FASB Piles On, Proposes Mark-to-Market Accounting; Non-Publicly Traded Banks Given Four-Year Delay
The Financial Accounting Standards Board has proposed three accounting changes that will have a tremendous impact on the banking industry, and especially on community banks:
1.   Fair Value:   All financial assets and liabilities – including loans, loan commitments and deposits – are to be recorded at “fair value” on a bank's balance sheet;
2.   Loan loss reserves will be measured on the basis of “expected loss” as opposed to “incurred loss” which is the present standard; and
3.   Requirements for hedge accounting will be streamlined. Certain mark-to-market changes will be reported in earnings, while others will be reported in “other comprehensive income.”

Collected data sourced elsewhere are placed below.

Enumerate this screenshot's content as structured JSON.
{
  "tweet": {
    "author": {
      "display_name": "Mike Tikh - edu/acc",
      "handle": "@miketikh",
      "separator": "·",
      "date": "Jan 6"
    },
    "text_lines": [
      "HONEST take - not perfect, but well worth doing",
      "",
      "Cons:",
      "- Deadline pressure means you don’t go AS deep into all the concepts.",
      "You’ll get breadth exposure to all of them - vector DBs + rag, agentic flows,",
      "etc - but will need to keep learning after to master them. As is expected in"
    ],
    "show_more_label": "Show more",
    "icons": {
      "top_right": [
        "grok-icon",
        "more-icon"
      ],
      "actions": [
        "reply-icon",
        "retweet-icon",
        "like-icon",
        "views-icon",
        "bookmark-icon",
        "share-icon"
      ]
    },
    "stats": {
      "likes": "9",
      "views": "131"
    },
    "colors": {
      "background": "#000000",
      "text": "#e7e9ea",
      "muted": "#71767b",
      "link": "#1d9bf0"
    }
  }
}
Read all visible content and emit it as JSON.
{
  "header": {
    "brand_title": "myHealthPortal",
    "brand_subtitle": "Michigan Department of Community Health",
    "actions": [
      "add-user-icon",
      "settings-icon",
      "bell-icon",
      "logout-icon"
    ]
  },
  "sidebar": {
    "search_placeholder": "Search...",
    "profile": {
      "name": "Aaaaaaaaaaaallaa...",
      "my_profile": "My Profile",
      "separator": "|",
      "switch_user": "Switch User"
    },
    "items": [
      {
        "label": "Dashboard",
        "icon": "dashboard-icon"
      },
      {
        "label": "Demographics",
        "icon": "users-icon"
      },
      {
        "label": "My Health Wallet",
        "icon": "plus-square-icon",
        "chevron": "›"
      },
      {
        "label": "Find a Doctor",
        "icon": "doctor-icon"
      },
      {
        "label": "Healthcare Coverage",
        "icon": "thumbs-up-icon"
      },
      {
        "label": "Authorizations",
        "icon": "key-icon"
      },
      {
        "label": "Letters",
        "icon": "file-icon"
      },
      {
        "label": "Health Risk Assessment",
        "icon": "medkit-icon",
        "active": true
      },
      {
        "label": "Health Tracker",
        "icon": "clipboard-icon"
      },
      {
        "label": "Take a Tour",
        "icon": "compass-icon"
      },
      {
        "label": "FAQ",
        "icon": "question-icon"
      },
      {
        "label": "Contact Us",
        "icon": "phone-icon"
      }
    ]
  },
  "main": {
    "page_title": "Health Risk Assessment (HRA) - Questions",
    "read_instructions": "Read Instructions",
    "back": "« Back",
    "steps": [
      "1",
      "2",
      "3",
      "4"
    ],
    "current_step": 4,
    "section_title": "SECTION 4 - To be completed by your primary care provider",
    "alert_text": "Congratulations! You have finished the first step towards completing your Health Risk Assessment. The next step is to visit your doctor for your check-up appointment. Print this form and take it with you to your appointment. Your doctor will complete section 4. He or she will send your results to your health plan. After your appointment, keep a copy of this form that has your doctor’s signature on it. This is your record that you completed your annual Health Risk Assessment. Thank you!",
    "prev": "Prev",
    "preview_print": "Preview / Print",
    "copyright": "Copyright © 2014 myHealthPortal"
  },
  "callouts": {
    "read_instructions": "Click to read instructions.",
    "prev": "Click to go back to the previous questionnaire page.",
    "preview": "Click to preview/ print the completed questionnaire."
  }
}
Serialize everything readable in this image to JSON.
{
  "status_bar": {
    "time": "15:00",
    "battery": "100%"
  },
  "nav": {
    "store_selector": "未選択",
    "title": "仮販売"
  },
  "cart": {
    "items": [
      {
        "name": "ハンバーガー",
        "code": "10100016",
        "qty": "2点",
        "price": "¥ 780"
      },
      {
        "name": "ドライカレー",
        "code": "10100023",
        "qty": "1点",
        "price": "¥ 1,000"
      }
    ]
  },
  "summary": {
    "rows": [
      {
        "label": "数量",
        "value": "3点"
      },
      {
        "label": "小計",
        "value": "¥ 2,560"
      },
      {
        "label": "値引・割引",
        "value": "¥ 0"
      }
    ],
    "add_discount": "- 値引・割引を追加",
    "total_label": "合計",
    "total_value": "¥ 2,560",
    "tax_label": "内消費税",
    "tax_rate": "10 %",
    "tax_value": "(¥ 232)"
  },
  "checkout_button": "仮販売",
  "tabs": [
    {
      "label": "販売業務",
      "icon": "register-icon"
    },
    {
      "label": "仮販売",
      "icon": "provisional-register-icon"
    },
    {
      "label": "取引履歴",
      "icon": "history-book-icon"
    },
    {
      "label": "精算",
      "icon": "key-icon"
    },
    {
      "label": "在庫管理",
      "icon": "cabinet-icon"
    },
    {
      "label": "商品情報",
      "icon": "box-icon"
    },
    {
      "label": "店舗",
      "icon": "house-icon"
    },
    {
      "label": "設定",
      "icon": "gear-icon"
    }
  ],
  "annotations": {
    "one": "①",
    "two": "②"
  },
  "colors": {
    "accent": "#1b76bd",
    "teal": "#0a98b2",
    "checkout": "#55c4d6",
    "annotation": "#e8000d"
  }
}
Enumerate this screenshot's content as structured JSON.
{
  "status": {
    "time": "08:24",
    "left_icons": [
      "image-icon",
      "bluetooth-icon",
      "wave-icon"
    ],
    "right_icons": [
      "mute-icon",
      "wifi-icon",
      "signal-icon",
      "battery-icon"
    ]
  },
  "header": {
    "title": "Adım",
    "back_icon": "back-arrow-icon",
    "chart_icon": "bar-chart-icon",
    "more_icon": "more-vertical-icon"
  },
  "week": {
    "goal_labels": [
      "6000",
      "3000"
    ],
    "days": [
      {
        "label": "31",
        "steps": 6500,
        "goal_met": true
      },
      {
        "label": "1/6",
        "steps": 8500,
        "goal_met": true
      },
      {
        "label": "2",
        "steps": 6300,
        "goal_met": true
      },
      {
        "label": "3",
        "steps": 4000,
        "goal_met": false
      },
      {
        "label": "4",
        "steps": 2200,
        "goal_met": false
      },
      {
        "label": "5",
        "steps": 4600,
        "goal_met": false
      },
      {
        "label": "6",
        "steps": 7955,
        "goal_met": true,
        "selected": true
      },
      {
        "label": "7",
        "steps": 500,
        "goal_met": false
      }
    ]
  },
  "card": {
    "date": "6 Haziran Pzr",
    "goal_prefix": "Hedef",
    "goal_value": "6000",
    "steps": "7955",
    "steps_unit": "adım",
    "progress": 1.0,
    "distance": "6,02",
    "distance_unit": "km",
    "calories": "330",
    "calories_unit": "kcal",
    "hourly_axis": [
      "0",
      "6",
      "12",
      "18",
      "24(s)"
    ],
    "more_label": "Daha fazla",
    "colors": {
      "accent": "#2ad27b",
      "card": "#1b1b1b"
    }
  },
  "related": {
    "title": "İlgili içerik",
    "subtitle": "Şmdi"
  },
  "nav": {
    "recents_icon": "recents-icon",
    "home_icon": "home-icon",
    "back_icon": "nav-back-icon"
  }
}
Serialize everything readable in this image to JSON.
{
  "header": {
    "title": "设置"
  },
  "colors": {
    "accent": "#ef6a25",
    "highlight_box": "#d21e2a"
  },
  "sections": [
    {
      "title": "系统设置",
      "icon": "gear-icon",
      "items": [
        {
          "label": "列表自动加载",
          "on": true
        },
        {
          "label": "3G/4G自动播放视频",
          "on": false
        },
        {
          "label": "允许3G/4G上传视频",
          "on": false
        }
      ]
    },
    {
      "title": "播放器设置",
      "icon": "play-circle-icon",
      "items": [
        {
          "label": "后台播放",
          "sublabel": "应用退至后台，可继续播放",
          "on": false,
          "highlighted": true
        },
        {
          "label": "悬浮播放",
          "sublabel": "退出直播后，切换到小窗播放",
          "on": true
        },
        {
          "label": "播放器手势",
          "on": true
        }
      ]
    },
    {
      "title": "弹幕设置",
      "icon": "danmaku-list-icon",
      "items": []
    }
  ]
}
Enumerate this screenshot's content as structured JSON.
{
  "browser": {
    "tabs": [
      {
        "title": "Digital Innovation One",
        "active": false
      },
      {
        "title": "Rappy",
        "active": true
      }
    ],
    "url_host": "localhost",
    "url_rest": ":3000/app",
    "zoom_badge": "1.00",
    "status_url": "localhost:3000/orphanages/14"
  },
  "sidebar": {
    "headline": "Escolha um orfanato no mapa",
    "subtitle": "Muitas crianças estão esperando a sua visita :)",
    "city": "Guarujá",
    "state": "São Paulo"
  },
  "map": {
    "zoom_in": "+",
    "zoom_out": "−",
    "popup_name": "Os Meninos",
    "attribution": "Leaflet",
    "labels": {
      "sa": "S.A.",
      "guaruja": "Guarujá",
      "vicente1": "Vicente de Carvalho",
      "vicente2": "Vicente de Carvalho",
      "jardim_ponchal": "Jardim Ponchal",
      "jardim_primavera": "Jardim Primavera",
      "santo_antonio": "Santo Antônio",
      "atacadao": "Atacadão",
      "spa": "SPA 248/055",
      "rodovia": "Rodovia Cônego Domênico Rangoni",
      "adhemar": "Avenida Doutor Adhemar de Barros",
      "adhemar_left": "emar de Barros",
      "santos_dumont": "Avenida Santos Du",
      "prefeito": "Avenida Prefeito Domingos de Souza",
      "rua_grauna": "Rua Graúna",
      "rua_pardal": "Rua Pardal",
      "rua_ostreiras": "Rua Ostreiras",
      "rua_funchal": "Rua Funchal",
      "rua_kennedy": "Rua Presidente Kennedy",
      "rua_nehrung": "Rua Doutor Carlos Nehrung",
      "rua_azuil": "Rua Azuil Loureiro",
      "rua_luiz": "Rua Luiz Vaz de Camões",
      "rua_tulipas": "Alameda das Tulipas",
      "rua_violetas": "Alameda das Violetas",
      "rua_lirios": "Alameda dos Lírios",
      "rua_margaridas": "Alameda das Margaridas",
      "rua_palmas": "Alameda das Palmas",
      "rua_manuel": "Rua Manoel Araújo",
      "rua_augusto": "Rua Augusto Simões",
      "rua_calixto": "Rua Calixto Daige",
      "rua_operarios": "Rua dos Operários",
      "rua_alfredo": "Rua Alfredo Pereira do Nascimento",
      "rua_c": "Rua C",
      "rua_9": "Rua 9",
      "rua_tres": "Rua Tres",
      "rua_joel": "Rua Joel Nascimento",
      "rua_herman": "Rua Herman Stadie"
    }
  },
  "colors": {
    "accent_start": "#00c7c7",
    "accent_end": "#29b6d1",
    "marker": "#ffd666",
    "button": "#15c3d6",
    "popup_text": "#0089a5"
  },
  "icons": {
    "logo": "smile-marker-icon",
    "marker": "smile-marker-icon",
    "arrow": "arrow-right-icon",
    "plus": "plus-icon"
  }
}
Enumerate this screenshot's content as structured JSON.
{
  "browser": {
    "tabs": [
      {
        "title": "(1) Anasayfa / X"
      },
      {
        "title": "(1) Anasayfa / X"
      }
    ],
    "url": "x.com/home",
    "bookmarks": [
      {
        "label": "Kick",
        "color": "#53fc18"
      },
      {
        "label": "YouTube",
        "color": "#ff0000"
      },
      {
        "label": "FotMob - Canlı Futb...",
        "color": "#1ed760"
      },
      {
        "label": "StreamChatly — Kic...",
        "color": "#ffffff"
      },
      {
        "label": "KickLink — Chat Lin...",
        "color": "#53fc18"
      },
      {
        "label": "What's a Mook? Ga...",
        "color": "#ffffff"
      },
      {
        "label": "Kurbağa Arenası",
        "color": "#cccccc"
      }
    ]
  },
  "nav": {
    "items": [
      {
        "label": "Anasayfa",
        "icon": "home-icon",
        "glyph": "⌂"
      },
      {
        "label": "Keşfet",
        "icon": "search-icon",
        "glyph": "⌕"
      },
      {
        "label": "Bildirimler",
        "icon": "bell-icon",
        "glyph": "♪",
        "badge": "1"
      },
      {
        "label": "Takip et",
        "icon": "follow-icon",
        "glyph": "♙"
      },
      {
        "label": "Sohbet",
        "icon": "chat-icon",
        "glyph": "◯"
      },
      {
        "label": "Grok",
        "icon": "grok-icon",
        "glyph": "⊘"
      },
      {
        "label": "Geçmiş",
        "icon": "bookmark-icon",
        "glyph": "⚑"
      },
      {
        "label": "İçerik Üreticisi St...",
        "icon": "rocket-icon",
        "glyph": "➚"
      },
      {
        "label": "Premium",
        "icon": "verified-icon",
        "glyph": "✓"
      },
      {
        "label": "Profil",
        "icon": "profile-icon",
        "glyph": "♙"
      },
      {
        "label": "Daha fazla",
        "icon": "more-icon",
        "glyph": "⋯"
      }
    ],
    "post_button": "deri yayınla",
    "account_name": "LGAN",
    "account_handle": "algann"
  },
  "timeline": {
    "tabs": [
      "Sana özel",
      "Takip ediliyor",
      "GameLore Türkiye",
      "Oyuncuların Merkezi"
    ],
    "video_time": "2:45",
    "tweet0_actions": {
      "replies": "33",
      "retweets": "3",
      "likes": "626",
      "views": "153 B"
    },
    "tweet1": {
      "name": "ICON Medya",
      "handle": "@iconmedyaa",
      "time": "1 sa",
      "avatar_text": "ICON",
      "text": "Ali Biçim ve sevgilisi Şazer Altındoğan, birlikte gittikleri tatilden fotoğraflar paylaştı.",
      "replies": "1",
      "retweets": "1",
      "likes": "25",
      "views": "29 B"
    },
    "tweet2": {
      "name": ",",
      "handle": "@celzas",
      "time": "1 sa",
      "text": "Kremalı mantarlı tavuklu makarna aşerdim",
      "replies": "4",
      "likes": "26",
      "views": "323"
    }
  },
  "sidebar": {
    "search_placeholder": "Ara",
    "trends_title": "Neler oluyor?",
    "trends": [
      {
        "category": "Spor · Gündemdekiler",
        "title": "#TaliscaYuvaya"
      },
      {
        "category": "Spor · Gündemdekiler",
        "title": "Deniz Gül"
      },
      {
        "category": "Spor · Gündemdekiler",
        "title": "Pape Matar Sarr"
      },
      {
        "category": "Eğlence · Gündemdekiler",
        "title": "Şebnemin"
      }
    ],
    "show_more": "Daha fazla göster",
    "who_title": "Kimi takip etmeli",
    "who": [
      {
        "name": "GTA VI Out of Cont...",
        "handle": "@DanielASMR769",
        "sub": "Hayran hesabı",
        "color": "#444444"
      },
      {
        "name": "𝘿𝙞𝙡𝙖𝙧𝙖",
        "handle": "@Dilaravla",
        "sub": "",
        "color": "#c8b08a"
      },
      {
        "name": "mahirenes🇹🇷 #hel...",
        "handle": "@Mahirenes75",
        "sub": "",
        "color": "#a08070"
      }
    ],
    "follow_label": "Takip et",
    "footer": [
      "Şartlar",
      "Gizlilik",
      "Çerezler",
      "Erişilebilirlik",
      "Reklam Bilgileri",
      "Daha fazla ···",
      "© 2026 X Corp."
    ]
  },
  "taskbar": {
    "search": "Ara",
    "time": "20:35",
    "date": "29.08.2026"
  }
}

The proposal contained in the exposure draft represents the biggest change ever to bank accounting.   No effective date is specified, but non-publicly held banks with assets under $1 billion will have their effective date delayed for four years.  The deadline for comments on the exposure draft is September 30, 2010.
ABA President and CEO Ed Yingling said that FASB's mark-to-market accounting proposal presents significant problems, not only for banks, but also the general economy.
“If implemented, the proposal would greatly undermine the availability of credit by making it difficult to make many long-term loans, the value of which, even if performing perfectly, would likely be reduced on the day a loan is made,” Yingling said. “The mark-to-market principles in the proposal also conflict with the recommendations of the G-20 and the Basel Committee, and the proposal is also dramatically different from the new International Accounting Standards Board rules, which are based on an entity's business model.
“This puts into peril the potential for convergence of international accounting principles,” he explained. “When mark-to-market (accounting) is misapplied, it increases pro-cyclicality in the financial system -- an important concern and focus of world leaders.  Given the role that mark-to-market has played in exacerbating the current economic crisis, it is hard to understand the rationale for expanding it without regard to the business model.”